Further, with respect to the structure of the valve body, the valve seat, the refrigerant passage, etc., various modifications and applications are possible other than the above embodiment.

[0049]

As described above, according to the refrigerant control valve of the present invention, a multifunctional and highly efficient refrigerant control valve capable of combining a plurality of valve functions into one and switching a plurality of flow paths and reducing the pressure is provided. According to the refrigeration cycle apparatus of the present invention, the number of flow path switching valves and the pressure reducing mechanism can be reduced as compared with the related art, thereby reducing the number of parts and simplifying the configuration. The manufacturing labor can be reduced and the manufacturing cost can be reduced.

[Brief description of drawings]

FIG. 1 is a diagram showing an embodiment of the present invention and showing a schematic configuration of a refrigerant control valve and a system of a refrigeration cycle apparatus.

FIG. 2 is an enlarged cross-sectional view of the refrigerant control valve according to the same embodiment, showing an open mode.

FIG. 3 is an enlarged cross-sectional view of the refrigerant control valve according to the same embodiment, showing a closed mode.

FIG. 4 is an enlarged cross-sectional view of the refrigerant control valve according to the same embodiment, showing a partially open mode.
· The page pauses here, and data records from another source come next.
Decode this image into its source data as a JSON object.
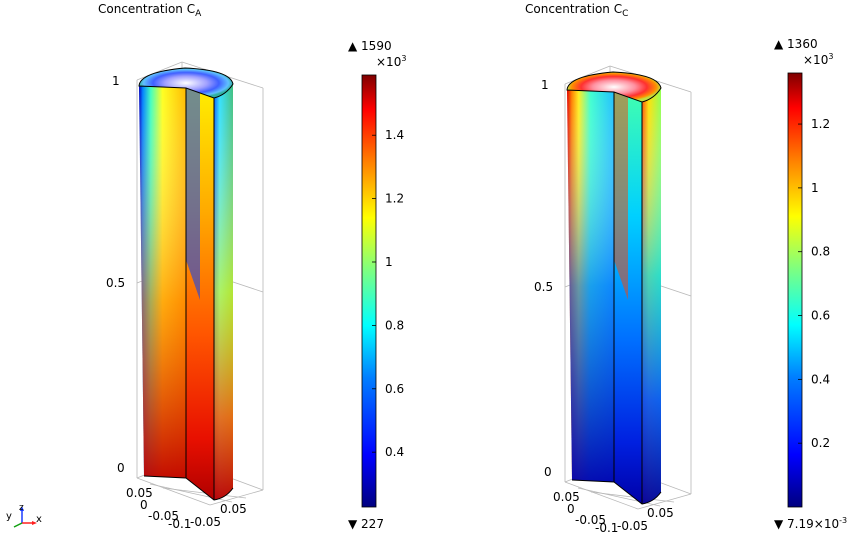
{
  "plots": [
    {
      "title_main": "Concentration C",
      "title_sub": "A",
      "z_ticks": [
        "1",
        "0.5",
        "0"
      ],
      "xy_ticks": [
        "0.05",
        "0",
        "-0.05",
        "-0.1",
        "-0.05",
        "0.05"
      ],
      "colorbar": {
        "max_label": "▲ 1590",
        "min_label": "▼ 227",
        "multiplier": "×10",
        "multiplier_exp": "3",
        "ticks": [
          "1.4",
          "1.2",
          "1",
          "0.8",
          "0.6",
          "0.4"
        ],
        "tick_values": [
          1.4,
          1.2,
          1.0,
          0.8,
          0.6,
          0.4
        ],
        "range": [
          0.227,
          1.59
        ]
      }
    },
    {
      "title_main": "Concentration C",
      "title_sub": "C",
      "z_ticks": [
        "1",
        "0.5",
        "0"
      ],
      "xy_ticks": [
        "0.05",
        "0",
        "-0.05",
        "-0.1",
        "-0.05",
        "0.05"
      ],
      "colorbar": {
        "max_label": "▲ 1360",
        "min_label": "▼ 7.19×10",
        "min_exp": "-3",
        "multiplier": "×10",
        "multiplier_exp": "3",
        "ticks": [
          "1.2",
          "1",
          "0.8",
          "0.6",
          "0.4",
          "0.2"
        ],
        "tick_values": [
          1.2,
          1.0,
          0.8,
          0.6,
          0.4,
          0.2
        ],
        "range": [
          7.19e-06,
          1.36
        ]
      }
    }
  ],
  "triad": {
    "x": "x",
    "y": "y",
    "z": "z"
  },
  "colors": {
    "jet": [
      "#00007f",
      "#0000ff",
      "#007fff",
      "#00ffff",
      "#7fff7f",
      "#ffff00",
      "#ff7f00",
      "#ff0000",
      "#7f0000"
    ]
  }
}
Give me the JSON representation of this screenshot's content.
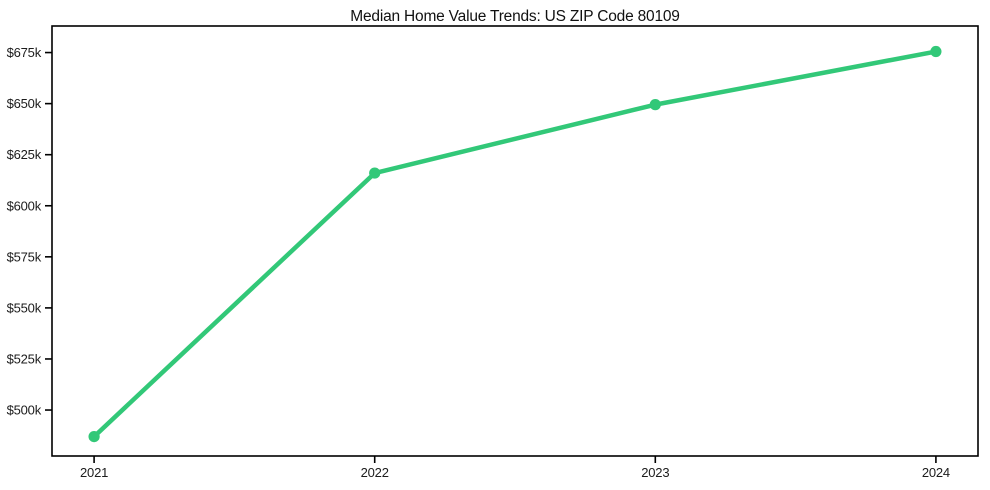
{
  "chart_data": {
    "type": "line",
    "title": "Median Home Value Trends: US ZIP Code 80109",
    "xlabel": "",
    "ylabel": "",
    "x": [
      2021,
      2022,
      2023,
      2024
    ],
    "x_tick_labels": [
      "2021",
      "2022",
      "2023",
      "2024"
    ],
    "series": [
      {
        "name": "Median Home Value",
        "values": [
          487000,
          616000,
          649500,
          675500
        ]
      }
    ],
    "y_tick_values": [
      500000,
      525000,
      550000,
      575000,
      600000,
      625000,
      650000,
      675000
    ],
    "y_tick_labels": [
      "$500k",
      "$525k",
      "$550k",
      "$575k",
      "$600k",
      "$625k",
      "$650k",
      "$675k"
    ],
    "xlim": [
      2020.85,
      2024.15
    ],
    "ylim": [
      477500,
      688000
    ],
    "grid": false,
    "legend": "none",
    "marker": "circle",
    "line_color": "#32c878",
    "axis_color": "#000000",
    "text_color": "#1c1c1c",
    "background_color": "#ffffff"
  }
}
FIG. 5 is a system diagram showing a conventional example.

[Explanation of symbols]

 21 Refrigerant control valve 22 Case body 23, 24, 25, 26 Refrigerant passage 27, 28, 29 Valve seat 30, 31, 32 Valve body 33 Valve rod 34 Drive mechanism (pulse motor) 37, 42 Spring (compression coil spring) 45 Expansion chamber (upper valve chamber) 51 Compressor 53 Outdoor heat exchanger 54 Decompression mechanism (expansion valve) 55 Reheat indoor heat exchanger 56 Cooling indoor heat exchanger 57 Refrigerant piping 57a, 57b, 57c, 57d Branch piping

Claims (2)

[Claims] 1. A cylindrical case body in which a plurality of refrigerant passages are provided at intervals in the axial direction, a plurality of valve seats provided at positions separating the respective refrigerant passages in the case body, and the case body. A valve rod inserted into the shaft center portion, a drive mechanism for driving the valve rod forward and backward along the axial direction, and a valve mechanism provided on the valve rod and moving toward and away from the valve seats as the valve rod advances and retracts. A plurality of valve bodies are provided, and the drive mechanism is set to an open mode in which the refrigerant passages are connected to each other by one-way movement of the valve rod and a closed mode in which all the refrigerant passages are closed. In addition, at least one of the valve bodies is configured to be urged in the opening direction by a spring to enable the opening operation in the closed mode, and the secondary side valve chamber of the valve body is an expansion chamber. Characteristic refrigerant control valve. 2. A refrigeration cycle apparatus in which a compressor, an outdoor heat exchanger, a pressure reducing mechanism and at least a pair of indoor heat exchangers are connected by a refrigerant pipe, wherein each indoor heat exchanger is used for reheating and cooling during dehumidifying operation. A refrigerant control valve according to claim 1, wherein the refrigerant pipe is branched in a series connection state for indoor use, and the refrigerant pipe is branched inside, and a refrigerant passage is connected to the branched pipe. The indoor heat exchanger for reheating is connected to one of the branch pipes connected to each of the refrigerant passages, which pipe is connected to the valve body that can be opened in the closed mode of the refrigerant control valve and is the primary side during dehumidification. In addition, the refrigeration cycle apparatus characterized in that the indoor heat exchanger for cooling is connected to the secondary side at the time of dehumidification.